Over 6,000 years ago
Since 1978, several archeology research projects led to discovering roots of the Camellia Sinenses plant and pottery in the Tianluo mountains that were estimated to be 7,000 years old. Tianluo Mountain is a part of an archaeological site for the neolithic Hemudu culture, which flourished between 7000 BC and 6000 BC. Confirming
This confirmed it must have been the Hemudu culture, flourishing in 7,000 BC and 6000 BC, that started cultivating and brewing tea.
Shen Nong and the beginning of tea drinking
Chinese classical legend of Shennong, (神農, "God Farmer"), said to have lived some 4,000 years ago; founder of agriculture and forestry as well as basic Chinese Medicine.
In one popular Chinese legend, Shennong was drinking a bowl of just-boiled water due to a decree that his subjects must boil water before drinking it sometime around 2737 BC when a few leaves were blown from a nearby tree into his water, changing the color; the emperor took a sip of the brew and was pleasantly surprised by its flavor and restorative properties.
Tea in Japan
The first reference to tea in Japan appears in records of the Nara period (710–794), a period when Japan sent diplomatic missions to Chang'an, the capital of China's Tang dynasty (618–907).
In 804, the Buddhist monks Kūkai and Saichō arrived in China to study religion as part of a government-sponsored mission during the Heian period (794–1185). The Shōryōshū (814) mentions that Kūkai drank tea during his time in China. He returned to Japan in the year 806.
Kūkai is also the first to use the term chanoyu (茶の湯), which later came to refer specifically to the Japanese tea ceremony. Upon their return to Japan, Kūkai and Saichō founded the Shingon and Tendai schools of Buddhism, respectively. One or both of them are thought to have brought back the first tea seeds to Japan during this trip. Saichō, who returned in 805, is often credited for being the first to plant tea seeds in Japan, although the documentary evidence is uncertain.
Eisai and the popularization of tea
The Zen monk Eisai (1141–1215), founder of the Rinzai school of Buddhism, is generally credited for popularizing tea in Japan.
In 1191, Eisai returned from a trip to China and brought back tea seeds which he planted on the island of Hirado, and in the mountains of Kyushu.
He also gave some seeds to the monk Myōe, abbot of the Kōzan-ji temple in Kyoto. Myōe planted these seeds in Toganoo (栂尾) and Uji, which became the sites of the first large scale cultivation of tea in Japan.

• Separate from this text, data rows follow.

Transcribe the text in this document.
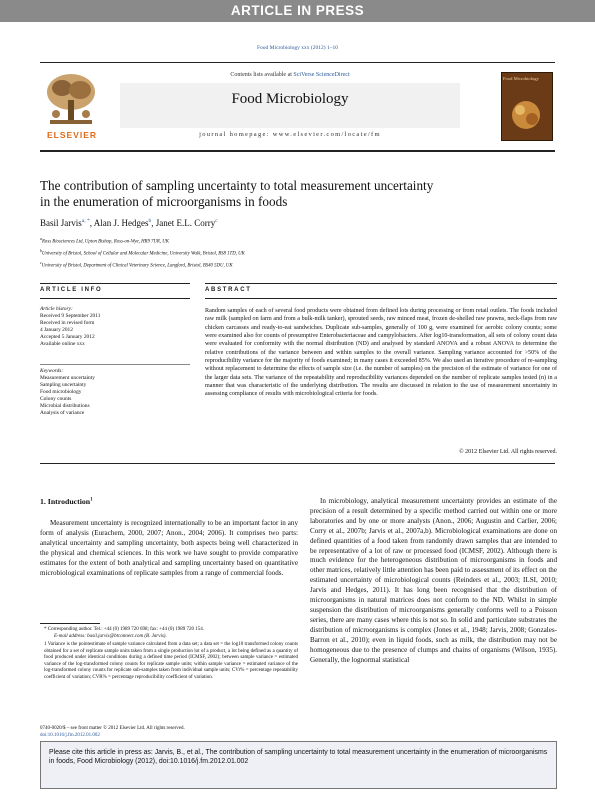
ARTICLE IN PRESS
Food Microbiology xxx (2012) 1–10
ELSEVIER
Contents lists available at SciVerse ScienceDirect
Food Microbiology
journal homepage: www.elsevier.com/locate/fm
Food Microbiology
The contribution of sampling uncertainty to total measurement uncertainty
in the enumeration of microorganisms in foods
Basil Jarvis$^{a, *}$, Alan J. Hedges$^b$, Janet E.L. Corry$^c$
$^a$Ross Biosciences Ltd, Upton Bishop, Ross-on-Wye, HR9 7UR, UK
$^b$University of Bristol, School of Cellular and Molecular Medicine, University Walk, Bristol, BS8 1TD, UK
$^c$University of Bristol, Department of Clinical Veterinary Science, Langford, Bristol, BS40 5DU, UK
ARTICLE INFO	ABSTRACT
Article history:
Received 9 September 2011
Received in revised form
4 January 2012
Accepted 5 January 2012
Available online xxx
Keywords:
Measurement uncertainty
Sampling uncertainty
Food microbiology
Colony counts
Microbial distributions
Analysis of variance
Random samples of each of several food products were obtained from defined lots during processing or from retail outlets. The foods included raw milk (sampled on farm and from a bulk-milk tanker), sprouted seeds, raw minced meat, frozen de-shelled raw prawns, neck-flaps from raw chicken carcasses and ready-to-eat sandwiches. Duplicate sub-samples, generally of 100 g, were examined for aerobic colony counts; some were examined also for counts of presumptive Enterobacteriaceae and campylobacters. After log10-transformation, all sets of colony count data were evaluated for conformity with the normal distribution (ND) and analysed by standard ANOVA and a robust ANOVA to determine the relative contributions of the variance between and within samples to the overall variance. Sampling variance accounted for >50% of the reproducibility variance for the majority of foods examined; in many cases it exceeded 85%. We also used an iterative procedure of re-sampling without replacement to determine the effects of sample size (i.e. the number of samples) on the precision of the estimate of variance for one of the larger data sets. The variance of the repeatability and reproducibility variances depended on the number of replicate samples tested (n) in a manner that was characteristic of the underlying distribution. The results are discussed in relation to the use of measurement uncertainty in assessing compliance of results with microbiological criteria for foods.
© 2012 Elsevier Ltd. All rights reserved.
1. Introduction$^1$
Measurement uncertainty is recognized internationally to be an important factor in any form of analysis (Eurachem, 2000, 2007; Anon., 2004; 2006). It comprises two parts: analytical uncertainty and sampling uncertainty, both aspects being well characterized in the physical and chemical sciences. In this work we have sought to provide comparative estimates for the extent of both analytical and sampling uncertainty based on quantitative microbiological examinations of replicate samples from a range of commercial foods.
In microbiology, analytical measurement uncertainty provides an estimate of the precision of a result determined by a specific method carried out within one or more laboratories and by one or more analysts (Anon., 2006; Augustin and Carlier, 2006; Corry et al., 2007b; Jarvis et al., 2007a,b). Microbiological examinations are done on defined quantities of a food taken from randomly drawn samples that are intended to be representative of a lot of raw or processed food (ICMSF, 2002). Although there is much evidence for the heterogeneous distribution of microorganisms in foods and other matrices, relatively little attention has been paid to assessment of its effect on the estimated uncertainty of microbiological counts (Reinders et al., 2003; ILSI, 2010; Jarvis and Hedges, 2011). It has long been recognised that the distribution of microorganisms in natural matrices does not conform to the ND. Whilst in simple suspension the distribution of microorganisms generally conforms well to a Poisson series, there are many cases where this is not so. In solid and particulate substrates the distribution of microorganisms is complex (Jones et al., 1948; Jarvis, 2008; Gonzales-Barron et al., 2010); even in liquid foods, such as milk, the distribution may not be homogeneous due to the presence of clumps and chains of organisms (Wilson, 1935). Generally, the lognormal statistical
* Corresponding author. Tel.: +44 (0) 1989 720 698; fax: +44 (0) 1989 720 154.
E-mail address: basil.jarvis@btconnect.com (B. Jarvis).
1 Variance is the pointestimate of sample variance calculated from a data set; a data set = the log10 transformed colony counts obtained for a set of replicate sample units taken from a single production lot of a product, a lot being defined as a quantity of food produced under identical conditions during a defined time period (ICMSF, 2002); between sample variance = estimated variance of the log-transformed colony counts for replicate sample units; within sample variance = estimated variance of the log-transformed colony counts for replicate sub-samples taken from individual sample units; CVr% = percentage repeatability coefficient of variation; CVR% = percentage reproducibility coefficient of variation.
0740-0020/$ – see front matter © 2012 Elsevier Ltd. All rights reserved.
doi:10.1016/j.fm.2012.01.002
Please cite this article in press as: Jarvis, B., et al., The contribution of sampling uncertainty to total measurement uncertainty in the enumeration of microorganisms in foods, Food Microbiology (2012), doi:10.1016/j.fm.2012.01.002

At first, Toganoo tea was seen as the finest in Japan, and was called "real tea" (本茶 honcha), as opposed to "non-tea" (非茶 hicha) produced elsewhere in Japan. By the 15th century, however, Uji tea surpassed that of Toganoo, and the terms honcha and hicha came to refer to Uji tea and non-Uji tea.
By the 14th century, the practice of drinking powdered brick tea had fallen out of fashion in China. Instead, most tea was hand-fired over a dry wok to stop the process of oxidation, and purchased as loose leaves rather than compressed bricks.
The method of steeping loose tea leaves in hot water came to be known as "boiled tea" (煎茶 sencha), and it soon led to a new way of producing green tea that would work well with this technique. In 1737, an Uji-based tea grower named Nagatani Sōen developed what is now the standard process for making leaf teas in Japan: tea leaves are first steamed, then rolled into narrow needles and dried in an oven.
Sencha grew in popularity over time, and is now the most popular form of tea in Japan, representing 80 percent of all tea produced each year.